MSCI Flags Indonesia's Forex Market in Accessibility Review
Morgan Stanley Capital International (MSCI) has assigned a negative rating to Indonesia’s foreign exchange market liberalisation indicator, unchanged from its previous review. This was revealed in the 2026 Global Market Accessibility Review. Foreign exchange market liberalisation is one of the aspects the institution assesses regarding the ease of capital inflows and outflows.
“There is no efficient offshore foreign exchange market and there are constraints on the onshore foreign exchange market (for example, forex transactions must be linked to securities transactions),” MSCI stated in its report released on Friday, 19 June 2026.
Overall, MSCI evaluates five criteria: openness to foreign investors, ease of capital inflows and outflows, efficiency of the operational framework, availability of investment instruments, and stability of the institutional framework. For the operational framework efficiency criterion, MSCI gave a negative rating for information flow. This rating declined from the previous year.
Paramadina University economist Wijayanto Samirin assessed that MSCI’s concerns emerged as a response to Bank Indonesia’s (BI) increasingly restrictive foreign exchange transaction policies. Most recently, BI tightened the purchase of foreign exchange without underlying documents to US$10,000 per entity per month, with the aim of strengthening the rupiah exchange rate. This policy takes effect from 1 July 2026.
Since the beginning of the year, BI has continuously tightened the threshold for forex purchases from the original US$100,000 to US$50,000, then to US$25,000. “This policy keeps changing, three times this year alone, and is becoming more restrictive.

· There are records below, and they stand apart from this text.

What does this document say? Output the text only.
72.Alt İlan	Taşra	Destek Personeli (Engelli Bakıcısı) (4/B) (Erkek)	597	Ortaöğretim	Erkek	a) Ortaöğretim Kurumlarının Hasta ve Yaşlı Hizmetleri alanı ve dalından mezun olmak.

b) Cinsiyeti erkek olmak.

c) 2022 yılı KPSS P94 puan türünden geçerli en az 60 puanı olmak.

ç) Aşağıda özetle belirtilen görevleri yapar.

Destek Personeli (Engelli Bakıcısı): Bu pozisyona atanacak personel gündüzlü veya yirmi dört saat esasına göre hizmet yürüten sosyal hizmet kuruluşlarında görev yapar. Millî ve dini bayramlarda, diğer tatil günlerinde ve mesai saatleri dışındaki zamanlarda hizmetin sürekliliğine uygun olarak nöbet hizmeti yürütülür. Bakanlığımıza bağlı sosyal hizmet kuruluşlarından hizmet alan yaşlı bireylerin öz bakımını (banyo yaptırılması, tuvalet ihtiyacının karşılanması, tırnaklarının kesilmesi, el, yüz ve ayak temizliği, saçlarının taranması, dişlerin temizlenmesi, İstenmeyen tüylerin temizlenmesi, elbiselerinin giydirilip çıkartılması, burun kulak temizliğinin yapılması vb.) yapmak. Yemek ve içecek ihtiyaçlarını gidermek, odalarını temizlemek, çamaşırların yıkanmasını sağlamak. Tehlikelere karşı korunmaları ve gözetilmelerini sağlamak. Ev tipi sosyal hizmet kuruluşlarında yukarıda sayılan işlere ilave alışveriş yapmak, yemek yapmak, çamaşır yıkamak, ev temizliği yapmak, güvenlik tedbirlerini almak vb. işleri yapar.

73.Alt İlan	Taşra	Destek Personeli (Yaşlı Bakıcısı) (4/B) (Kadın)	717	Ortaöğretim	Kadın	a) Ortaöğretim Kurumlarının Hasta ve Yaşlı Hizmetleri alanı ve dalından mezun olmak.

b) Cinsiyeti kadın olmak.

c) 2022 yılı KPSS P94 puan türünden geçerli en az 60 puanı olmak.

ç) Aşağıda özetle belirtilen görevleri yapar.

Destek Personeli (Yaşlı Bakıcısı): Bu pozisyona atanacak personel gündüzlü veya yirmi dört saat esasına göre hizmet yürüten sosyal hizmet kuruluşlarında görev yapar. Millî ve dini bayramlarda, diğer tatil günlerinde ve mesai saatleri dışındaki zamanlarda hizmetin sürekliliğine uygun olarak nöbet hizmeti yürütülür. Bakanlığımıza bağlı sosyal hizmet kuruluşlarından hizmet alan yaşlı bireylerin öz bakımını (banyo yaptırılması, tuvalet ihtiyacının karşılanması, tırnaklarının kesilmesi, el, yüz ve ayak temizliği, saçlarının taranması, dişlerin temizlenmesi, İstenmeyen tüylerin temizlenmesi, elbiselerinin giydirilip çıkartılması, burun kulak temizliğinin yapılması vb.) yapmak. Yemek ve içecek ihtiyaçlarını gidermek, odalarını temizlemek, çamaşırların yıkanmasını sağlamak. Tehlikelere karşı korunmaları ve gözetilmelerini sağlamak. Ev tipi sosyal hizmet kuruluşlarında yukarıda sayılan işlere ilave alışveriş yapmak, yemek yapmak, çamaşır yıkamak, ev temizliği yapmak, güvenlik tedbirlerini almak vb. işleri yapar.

Then the policy regarding export proceeds also forms the background to MSCI’s concerns,” Wijayanto said when contacted on Friday, 19 June 2026.

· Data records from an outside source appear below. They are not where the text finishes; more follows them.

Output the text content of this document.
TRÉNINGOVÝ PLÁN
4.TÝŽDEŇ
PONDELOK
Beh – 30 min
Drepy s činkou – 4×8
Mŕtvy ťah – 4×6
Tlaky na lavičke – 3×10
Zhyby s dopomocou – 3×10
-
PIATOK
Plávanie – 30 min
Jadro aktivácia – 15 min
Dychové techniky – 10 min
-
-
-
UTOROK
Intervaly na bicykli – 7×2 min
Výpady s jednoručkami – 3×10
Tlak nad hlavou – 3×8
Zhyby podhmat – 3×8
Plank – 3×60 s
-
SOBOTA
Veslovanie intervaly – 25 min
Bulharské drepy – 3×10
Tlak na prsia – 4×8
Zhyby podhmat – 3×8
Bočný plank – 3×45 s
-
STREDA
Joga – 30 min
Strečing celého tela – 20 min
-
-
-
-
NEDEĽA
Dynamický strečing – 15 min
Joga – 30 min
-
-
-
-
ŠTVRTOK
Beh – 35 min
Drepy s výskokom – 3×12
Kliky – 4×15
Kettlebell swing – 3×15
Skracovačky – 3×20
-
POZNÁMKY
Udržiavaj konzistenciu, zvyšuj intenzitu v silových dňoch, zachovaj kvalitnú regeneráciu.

Wijayanto also highlighted how the central bank’s policies are moving towards exchange controls, which is one of the hallmarks of a frontier market. He fears that when a country’s market is not connected to global markets, its investability value becomes low.
Furthermore, he argued that various recent Indonesian policies tend to be unfriendly to markets and investors. “If we do not change our mindset, our capital and money markets will slowly die, becoming a ‘zombie market’. It appears alive, but is actually dead and has no economic role,” he said.